Vous connaissez la situation particulière de la Guyane : l'État y est propriétaire de la très grande majorité du foncier. Or, nous ne cessons de demander la rétrocession du foncier depuis 2011. Nous avons réclamé 60 000 hectares pour assurer le développement économique de la région. Nous avons ensuite demandé 40 000 hectares supplémentaires en forêt. Cependant, nous n'avons pas obtenu de réponse satisfaisante à nos demandes de rétrocession pour 10 000 hectares au total. Je n'ai nul besoin de vous convaincre de la situation anachronique dans laquelle la Guyane se trouve : l'État est le propriétaire principal du foncier. Les textes existent pourtant pour permettre la création de forêts régionales, mais ils n'ont pas trouvé d'application en Guyane pour l'instant. Même sur ce point nous n'obtenons pas satisfaction.
Permettez-moi d'en venir aux conséquences. Les conflits d'usage résultent des besoins d'une population en forte croissance. Les besoins explosent pour répondre à l'impératif d'industrialisation et de développement économique de la Guyane. Nous avons besoin de développer notre pays, un pays en train d'émerger. Or, nous nous heurtons, de la part de l'État et du Conservatoire du littoral en particulier, à une politique de protection systématique des espaces naturels. Cette politique semble s'infléchir dans les discours, mais pas dans les faits.

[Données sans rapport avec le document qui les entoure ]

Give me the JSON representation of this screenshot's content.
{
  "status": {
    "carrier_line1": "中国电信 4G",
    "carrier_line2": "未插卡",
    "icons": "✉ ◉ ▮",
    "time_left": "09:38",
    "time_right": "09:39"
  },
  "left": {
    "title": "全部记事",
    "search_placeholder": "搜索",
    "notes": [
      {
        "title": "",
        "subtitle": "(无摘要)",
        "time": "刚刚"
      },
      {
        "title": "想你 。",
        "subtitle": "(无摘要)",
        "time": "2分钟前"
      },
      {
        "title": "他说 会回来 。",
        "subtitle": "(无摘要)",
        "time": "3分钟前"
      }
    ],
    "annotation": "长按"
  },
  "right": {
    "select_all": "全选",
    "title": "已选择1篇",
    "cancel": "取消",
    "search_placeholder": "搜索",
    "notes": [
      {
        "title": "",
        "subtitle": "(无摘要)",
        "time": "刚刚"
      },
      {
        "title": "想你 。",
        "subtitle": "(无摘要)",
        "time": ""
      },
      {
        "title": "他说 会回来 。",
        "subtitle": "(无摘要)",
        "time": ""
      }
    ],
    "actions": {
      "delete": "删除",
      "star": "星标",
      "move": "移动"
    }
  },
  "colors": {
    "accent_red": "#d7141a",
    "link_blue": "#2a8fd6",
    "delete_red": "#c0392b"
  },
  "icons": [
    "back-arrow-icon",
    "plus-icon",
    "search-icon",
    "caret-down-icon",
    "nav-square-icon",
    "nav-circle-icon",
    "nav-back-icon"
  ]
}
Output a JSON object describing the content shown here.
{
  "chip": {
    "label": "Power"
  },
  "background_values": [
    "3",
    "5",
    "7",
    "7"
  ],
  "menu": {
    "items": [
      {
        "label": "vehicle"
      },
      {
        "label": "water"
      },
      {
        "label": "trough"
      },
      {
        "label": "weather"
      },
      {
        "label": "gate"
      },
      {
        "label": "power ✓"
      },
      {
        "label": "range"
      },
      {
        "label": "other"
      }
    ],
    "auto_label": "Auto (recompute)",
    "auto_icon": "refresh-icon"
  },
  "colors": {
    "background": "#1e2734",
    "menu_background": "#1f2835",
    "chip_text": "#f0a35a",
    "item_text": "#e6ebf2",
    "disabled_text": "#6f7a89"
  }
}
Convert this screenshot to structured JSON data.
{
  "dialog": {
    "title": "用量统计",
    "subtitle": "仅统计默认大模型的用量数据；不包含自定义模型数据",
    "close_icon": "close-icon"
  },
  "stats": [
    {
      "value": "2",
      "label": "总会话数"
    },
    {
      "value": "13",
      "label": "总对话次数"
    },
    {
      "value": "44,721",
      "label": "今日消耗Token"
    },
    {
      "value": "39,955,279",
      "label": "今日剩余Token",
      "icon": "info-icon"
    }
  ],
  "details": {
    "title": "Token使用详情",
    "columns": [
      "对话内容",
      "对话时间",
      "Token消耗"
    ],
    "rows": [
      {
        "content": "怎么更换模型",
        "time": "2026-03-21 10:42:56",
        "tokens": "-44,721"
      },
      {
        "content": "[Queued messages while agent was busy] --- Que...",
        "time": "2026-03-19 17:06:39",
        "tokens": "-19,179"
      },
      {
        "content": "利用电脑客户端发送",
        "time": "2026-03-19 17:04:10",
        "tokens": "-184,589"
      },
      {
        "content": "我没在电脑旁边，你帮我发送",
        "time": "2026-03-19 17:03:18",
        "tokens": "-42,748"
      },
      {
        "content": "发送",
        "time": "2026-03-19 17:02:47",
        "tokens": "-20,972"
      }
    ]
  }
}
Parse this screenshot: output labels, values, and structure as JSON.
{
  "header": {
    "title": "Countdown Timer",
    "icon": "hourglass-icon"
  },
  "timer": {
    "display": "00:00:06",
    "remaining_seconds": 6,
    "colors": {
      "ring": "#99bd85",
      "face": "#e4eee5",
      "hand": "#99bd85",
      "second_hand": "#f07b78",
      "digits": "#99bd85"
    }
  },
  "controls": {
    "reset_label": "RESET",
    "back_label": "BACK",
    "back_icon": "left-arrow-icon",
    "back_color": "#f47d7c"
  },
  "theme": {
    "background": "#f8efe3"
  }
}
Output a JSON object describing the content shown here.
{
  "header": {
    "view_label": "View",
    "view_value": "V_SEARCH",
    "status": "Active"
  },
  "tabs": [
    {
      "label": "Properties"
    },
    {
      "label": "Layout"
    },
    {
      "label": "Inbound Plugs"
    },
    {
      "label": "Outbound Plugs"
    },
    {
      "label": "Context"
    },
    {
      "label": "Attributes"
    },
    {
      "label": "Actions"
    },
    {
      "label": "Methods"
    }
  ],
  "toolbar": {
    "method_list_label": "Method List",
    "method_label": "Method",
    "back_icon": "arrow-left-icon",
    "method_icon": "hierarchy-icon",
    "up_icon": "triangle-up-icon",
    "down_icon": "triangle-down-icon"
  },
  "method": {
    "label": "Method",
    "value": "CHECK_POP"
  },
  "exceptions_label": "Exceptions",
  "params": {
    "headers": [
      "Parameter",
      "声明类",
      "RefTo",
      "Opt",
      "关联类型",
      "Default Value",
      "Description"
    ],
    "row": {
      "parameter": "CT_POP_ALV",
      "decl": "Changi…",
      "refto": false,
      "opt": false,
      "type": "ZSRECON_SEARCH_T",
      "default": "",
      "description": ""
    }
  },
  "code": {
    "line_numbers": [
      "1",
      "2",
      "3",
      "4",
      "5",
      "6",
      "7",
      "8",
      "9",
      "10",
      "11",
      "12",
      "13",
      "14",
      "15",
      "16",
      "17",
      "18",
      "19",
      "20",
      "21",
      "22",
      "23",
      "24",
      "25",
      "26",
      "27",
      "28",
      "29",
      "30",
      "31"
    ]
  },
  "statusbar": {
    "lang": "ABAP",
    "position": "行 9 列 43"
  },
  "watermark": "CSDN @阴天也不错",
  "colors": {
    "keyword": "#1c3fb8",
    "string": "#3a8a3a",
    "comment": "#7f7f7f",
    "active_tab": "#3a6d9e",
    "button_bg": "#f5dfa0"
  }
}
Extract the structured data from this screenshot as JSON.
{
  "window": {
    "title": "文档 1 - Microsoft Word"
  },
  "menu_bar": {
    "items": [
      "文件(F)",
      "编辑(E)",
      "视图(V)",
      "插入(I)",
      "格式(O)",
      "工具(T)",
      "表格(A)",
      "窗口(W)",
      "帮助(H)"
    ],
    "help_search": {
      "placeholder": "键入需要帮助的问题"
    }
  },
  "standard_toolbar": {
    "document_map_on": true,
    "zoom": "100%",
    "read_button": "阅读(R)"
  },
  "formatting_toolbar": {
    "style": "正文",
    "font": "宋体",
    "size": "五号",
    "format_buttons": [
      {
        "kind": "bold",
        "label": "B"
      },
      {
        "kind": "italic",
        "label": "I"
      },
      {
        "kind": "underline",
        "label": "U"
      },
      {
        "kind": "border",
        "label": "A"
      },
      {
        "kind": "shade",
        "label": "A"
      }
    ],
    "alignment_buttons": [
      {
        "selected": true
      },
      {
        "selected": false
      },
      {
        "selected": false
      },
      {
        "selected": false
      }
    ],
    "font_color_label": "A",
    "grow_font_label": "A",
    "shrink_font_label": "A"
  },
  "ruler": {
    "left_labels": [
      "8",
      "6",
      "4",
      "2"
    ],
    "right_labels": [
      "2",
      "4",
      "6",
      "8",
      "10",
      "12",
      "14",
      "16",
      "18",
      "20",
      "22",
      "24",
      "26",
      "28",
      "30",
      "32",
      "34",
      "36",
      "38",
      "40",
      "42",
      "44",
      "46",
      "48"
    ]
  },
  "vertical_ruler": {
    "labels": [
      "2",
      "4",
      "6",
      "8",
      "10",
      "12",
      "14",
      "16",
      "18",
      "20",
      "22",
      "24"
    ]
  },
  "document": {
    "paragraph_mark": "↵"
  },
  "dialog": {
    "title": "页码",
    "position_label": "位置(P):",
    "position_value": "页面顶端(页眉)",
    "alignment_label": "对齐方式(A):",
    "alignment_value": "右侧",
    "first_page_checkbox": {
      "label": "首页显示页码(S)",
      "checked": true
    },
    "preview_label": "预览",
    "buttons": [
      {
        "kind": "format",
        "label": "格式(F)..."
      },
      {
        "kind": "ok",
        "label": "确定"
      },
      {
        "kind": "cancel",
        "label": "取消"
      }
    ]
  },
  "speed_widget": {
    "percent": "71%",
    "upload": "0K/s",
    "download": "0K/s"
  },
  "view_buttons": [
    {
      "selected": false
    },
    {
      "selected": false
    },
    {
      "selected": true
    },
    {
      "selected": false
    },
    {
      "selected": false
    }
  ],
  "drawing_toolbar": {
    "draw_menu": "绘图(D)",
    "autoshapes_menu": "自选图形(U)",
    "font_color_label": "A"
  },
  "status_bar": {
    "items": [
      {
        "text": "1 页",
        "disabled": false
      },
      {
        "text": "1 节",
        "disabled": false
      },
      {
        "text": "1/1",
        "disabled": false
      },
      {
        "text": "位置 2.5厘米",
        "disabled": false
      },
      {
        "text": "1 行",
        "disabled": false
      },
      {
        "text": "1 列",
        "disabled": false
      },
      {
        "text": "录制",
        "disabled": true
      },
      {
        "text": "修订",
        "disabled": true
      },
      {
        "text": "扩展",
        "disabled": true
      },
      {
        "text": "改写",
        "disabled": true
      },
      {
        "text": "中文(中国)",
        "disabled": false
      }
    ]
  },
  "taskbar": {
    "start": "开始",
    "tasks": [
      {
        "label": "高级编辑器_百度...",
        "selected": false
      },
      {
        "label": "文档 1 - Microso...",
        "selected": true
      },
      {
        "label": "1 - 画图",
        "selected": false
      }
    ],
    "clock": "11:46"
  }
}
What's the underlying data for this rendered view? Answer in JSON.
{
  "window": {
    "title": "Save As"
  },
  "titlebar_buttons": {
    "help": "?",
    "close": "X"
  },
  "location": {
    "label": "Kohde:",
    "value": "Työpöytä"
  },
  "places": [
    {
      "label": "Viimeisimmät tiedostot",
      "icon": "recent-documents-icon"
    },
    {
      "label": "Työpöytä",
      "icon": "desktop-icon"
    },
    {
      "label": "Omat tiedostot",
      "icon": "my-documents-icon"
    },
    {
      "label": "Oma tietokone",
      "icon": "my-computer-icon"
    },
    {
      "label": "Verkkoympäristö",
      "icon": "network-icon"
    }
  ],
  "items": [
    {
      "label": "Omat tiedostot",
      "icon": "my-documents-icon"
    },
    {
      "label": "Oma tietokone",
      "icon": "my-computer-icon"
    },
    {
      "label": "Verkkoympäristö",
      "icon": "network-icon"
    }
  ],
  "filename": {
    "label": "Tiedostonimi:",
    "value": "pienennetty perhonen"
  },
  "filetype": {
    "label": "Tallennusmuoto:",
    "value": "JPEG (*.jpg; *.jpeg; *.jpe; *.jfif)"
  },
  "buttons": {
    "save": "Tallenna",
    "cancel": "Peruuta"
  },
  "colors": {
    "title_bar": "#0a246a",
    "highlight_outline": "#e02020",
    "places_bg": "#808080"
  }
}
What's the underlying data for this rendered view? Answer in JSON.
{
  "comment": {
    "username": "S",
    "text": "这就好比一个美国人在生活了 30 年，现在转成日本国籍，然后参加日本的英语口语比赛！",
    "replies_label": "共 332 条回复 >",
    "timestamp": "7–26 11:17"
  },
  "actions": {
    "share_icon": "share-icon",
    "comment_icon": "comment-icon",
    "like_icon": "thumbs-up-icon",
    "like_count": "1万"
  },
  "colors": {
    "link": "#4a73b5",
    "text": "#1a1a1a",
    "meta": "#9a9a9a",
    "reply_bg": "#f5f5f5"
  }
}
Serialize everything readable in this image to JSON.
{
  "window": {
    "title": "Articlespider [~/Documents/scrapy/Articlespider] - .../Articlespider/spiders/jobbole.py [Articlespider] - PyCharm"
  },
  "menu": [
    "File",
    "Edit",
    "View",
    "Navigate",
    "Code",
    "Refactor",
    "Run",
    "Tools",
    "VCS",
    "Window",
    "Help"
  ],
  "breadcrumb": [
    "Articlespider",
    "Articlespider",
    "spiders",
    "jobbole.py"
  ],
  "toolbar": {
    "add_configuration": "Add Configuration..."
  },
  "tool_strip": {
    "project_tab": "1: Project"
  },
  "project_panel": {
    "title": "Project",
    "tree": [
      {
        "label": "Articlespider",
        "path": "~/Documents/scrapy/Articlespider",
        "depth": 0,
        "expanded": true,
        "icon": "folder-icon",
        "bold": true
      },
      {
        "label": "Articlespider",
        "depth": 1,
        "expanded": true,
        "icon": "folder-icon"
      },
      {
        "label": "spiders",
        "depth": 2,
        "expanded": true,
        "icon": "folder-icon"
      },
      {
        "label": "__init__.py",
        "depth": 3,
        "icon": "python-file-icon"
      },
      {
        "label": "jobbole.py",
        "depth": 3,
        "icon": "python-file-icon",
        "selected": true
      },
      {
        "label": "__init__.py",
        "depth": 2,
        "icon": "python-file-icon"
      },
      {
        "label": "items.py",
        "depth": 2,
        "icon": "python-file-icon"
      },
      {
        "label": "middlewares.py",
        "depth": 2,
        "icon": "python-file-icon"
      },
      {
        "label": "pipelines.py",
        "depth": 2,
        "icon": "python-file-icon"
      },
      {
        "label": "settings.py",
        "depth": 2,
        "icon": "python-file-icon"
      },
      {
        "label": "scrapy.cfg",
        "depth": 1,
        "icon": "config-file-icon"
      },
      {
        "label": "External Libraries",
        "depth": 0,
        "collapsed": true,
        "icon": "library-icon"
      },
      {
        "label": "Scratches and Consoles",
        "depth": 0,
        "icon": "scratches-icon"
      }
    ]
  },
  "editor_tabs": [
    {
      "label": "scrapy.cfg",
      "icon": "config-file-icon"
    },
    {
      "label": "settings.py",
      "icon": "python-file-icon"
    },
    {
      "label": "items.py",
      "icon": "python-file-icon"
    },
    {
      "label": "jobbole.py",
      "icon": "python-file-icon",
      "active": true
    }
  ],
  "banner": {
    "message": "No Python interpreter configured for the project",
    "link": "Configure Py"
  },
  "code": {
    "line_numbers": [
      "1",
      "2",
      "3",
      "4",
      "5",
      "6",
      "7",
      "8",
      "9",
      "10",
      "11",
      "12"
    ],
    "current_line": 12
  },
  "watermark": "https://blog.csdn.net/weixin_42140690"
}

Pourtant, nous disposons en Guyane d'une superficie suffisante pour effectuer les aménagements que nous jugeons nécessaires. Nos revendications sont claires, nous souhaitons que des espaces de développement soient aménagés à côté de nos espaces naturels. Nous désirons aussi créer des emplois en valorisant les espaces, notamment en matière d'écotourisme et de recherche. Le Conservatoire du littoral a pour credo : « je protège, je protège, je deviens propriétaire foncier mais je n'aménage pas, je n'ai ni plan, ni financement pour aménager ». De nombreuses zones se trouvent ainsi gelées.
Autre caractéristique, l'État propriétaire a distribué du foncier sans avoir de politique foncière. Ce manque de stratégie a créé du mitage. Nous constatons une explosion des habitats spontanés illégaux, notamment sur terres agricoles. Aujourd'hui, l'ampleur du phénomène est telle que les « constructions spontanées » dépassent les constructions de logement régulières. Il n'a pas été endigué. L'État admet aujourd'hui son impuissance, malgré la création de l'EPAG en 1998 qui avait aussi pour mission de travailler à la résorption de cet état de fait.
Nous déplorons surtout un manque de lisibilité. Ceux qui s'installent de façon anarchique, sans précaution, sont aussi ceux qui vont être relogés en priorité alors que d'autres respectent les démarches régulières pour s'installer. Nous demandons à l'État de nous céder du foncier. La cession de terrains constitue une condition de l'efficacité des politiques de la CTG.
Nous souhaitons gérer en propre le foncier, conformément à la loi. En effet, la loi de 2011 créant la CTG nous a accordé de nouvelles compétences, en particulier sur le foncier et le domaine forestier. Elle prévoit notamment que l'État cède le foncier à la CTG qui le répartit aux communes, en procédant par voie de convention. Aucune défiance vis-à-vis de la CTG ne serait justifiée. Nous sommes en phase de définition de notre stratégie foncière, que je ne pourrai hélas détailler aujourd'hui.
Nous soulevons par ailleurs le problème de l'Office national des forêts (ONF). Il souffre d'un déficit financier, traduisant selon moi la fin d'un cycle. La forêt de Guyane n'a jamais été véritablement valorisée. Tout le domaine forestier a été mis sous le boisseau, alors qu'il faudrait, au contraire, le rendre disponible pour la recherche de ressources du sous-sol et leur exploitation. Je déplore que des terres aient été données pour de l'agriculture, alors qu'elles recèlent de nombreux et précieux gisements, en particulier en carrières et en sable. Précisément, je songe à un gisement sableux à Iracoubo, cédé pour un projet de biomasse. J'estime que ces décisions étatiques manquent cruellement de cohérence. En tant qu'élus de la CTG, nous nous attelons au contraire à définir les cadres d'une véritable stratégie foncière.